Prévue pour le 29 mars 2019, la sortie du Royaume-Uni de l’Union européenne va laisser vacants 73 sièges de députés au Parlement européen. Une opportunité qui remis en avant l’idée de constituer des listes transnationales lors des élections européennes. Le Parlement européen a toutefois refusé de les mettre en place pour le scrutin de 2019.

Elections européennes : vers des listes transnationales ?

Comment fonctionnent les listes transnationales ?

Selon les dernières propositions évoquées pour la constitution de listes transnationales, ces dernières auraient concerné 27 sièges laissés vacants au Parlement européen avec le Brexit. Les listes auraient ainsi été composées de 27 noms de personnalités, soit un par Etat membre de l’UE. Lors du vote, chaque citoyen européen aurait eu deux bulletins à glisser dans l’urne, le premier pour une liste locale ou nationale et le second pour une liste paneuropéenne.

A-t-on déjà proposé la création de listes transnationales ?

L’idée des listes transnationales émerge véritablement après l’adoption de l’Acte unique en 1986 et puis celle du traité de Maastricht en 1992. Ces deux évolutions majeures de la construction européenne apportent une plus grande intégration politique, propice à l’amorce d’un ensemble de réflexions, notamment sur “le lien direct entre le citoyen et la construction européenne” , comme l’indique Charles de Marcilly de la Fondation Robert Schuman. Les listes transnationales sont alors “poussées, notamment par les courants fédéralistes” et évoquées dans plusieurs rapports du Parlement européen. Dans les années 2000, des personnalités politiques comme Laurent Fabius appellent à la création de ces listes.

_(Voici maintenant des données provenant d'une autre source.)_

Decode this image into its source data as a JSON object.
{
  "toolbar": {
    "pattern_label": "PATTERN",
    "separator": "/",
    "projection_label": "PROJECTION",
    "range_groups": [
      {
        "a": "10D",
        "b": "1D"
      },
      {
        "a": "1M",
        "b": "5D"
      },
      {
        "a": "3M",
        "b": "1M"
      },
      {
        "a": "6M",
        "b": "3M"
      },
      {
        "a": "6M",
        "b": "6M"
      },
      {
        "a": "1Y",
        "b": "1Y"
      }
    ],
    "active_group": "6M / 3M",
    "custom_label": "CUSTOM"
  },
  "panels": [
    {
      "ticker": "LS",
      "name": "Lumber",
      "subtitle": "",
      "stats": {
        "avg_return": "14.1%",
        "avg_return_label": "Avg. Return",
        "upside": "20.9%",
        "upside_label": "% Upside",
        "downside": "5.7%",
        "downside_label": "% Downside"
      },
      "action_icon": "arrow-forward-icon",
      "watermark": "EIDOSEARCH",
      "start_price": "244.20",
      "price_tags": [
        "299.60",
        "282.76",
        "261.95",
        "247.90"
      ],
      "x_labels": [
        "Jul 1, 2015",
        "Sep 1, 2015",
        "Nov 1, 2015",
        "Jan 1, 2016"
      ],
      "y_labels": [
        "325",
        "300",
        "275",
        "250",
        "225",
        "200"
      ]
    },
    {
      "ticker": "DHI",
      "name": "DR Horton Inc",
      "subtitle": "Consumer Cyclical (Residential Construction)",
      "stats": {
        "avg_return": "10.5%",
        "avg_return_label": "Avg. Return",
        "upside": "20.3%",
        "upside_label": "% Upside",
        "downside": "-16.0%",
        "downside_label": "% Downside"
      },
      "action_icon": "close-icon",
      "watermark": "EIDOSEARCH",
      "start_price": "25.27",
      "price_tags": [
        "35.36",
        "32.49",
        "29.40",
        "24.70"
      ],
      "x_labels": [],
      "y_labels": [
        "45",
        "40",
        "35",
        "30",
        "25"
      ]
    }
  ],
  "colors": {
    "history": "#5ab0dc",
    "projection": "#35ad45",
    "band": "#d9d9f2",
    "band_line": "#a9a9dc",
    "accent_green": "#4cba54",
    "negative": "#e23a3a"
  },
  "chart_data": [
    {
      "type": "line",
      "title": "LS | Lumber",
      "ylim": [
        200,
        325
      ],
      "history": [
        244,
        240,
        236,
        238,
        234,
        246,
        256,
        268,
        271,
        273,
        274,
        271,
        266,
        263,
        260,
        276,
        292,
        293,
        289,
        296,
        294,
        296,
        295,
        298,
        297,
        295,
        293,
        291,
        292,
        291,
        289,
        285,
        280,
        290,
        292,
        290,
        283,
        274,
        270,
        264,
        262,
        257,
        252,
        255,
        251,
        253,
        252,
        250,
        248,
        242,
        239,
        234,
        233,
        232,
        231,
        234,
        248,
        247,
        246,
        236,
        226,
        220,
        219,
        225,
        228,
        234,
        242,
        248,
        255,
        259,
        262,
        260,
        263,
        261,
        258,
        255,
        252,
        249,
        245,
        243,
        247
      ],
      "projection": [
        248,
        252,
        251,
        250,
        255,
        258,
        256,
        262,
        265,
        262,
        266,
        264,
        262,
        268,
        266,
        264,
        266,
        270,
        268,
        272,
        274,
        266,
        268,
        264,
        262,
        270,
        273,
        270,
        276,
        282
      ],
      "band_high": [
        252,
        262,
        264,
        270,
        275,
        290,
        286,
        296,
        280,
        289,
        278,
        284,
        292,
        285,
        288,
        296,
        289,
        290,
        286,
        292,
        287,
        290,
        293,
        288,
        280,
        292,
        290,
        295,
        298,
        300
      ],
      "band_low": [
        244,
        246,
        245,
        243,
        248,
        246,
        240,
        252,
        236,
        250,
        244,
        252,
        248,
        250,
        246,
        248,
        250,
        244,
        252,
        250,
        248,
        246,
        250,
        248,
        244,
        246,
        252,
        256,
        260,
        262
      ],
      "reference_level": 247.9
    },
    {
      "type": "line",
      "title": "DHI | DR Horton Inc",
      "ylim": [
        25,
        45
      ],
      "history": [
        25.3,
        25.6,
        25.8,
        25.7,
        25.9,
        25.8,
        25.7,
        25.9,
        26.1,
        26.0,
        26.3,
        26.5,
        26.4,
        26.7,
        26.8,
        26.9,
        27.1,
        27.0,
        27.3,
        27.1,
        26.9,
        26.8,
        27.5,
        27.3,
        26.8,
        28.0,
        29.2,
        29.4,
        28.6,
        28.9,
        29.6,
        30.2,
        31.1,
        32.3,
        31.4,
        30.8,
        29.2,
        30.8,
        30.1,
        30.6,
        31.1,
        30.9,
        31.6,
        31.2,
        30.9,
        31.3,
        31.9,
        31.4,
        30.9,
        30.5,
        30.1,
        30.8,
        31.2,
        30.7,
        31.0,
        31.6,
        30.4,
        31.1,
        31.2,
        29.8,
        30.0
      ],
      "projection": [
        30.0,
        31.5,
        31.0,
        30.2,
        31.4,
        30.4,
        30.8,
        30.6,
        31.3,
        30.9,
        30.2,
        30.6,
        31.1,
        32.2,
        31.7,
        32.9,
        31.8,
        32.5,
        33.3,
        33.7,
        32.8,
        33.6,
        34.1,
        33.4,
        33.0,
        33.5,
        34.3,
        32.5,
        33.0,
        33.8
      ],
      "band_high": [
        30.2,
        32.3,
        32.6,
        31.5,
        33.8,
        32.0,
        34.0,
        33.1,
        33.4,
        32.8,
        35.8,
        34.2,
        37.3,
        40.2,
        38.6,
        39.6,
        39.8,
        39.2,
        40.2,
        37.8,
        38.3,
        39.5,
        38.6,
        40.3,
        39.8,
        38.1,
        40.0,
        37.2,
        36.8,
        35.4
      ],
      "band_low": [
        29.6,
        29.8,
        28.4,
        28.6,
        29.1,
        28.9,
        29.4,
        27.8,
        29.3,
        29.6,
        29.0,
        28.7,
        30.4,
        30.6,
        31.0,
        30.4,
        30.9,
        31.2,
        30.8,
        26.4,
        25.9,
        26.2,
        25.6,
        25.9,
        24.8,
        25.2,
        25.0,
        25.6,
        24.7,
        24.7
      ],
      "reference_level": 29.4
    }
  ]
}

En 2011, le député européen britannique Andrew Duff élabore un rapport sur la question. Il y suggère la création de 25 sièges de députés pour une circonscription européenne, qui seraient élus en même temps que les eurodéputés nationaux. Acceptée par la commission des Affaires constitutionnelles, sa proposition est toutefois rejetée en séance plénière.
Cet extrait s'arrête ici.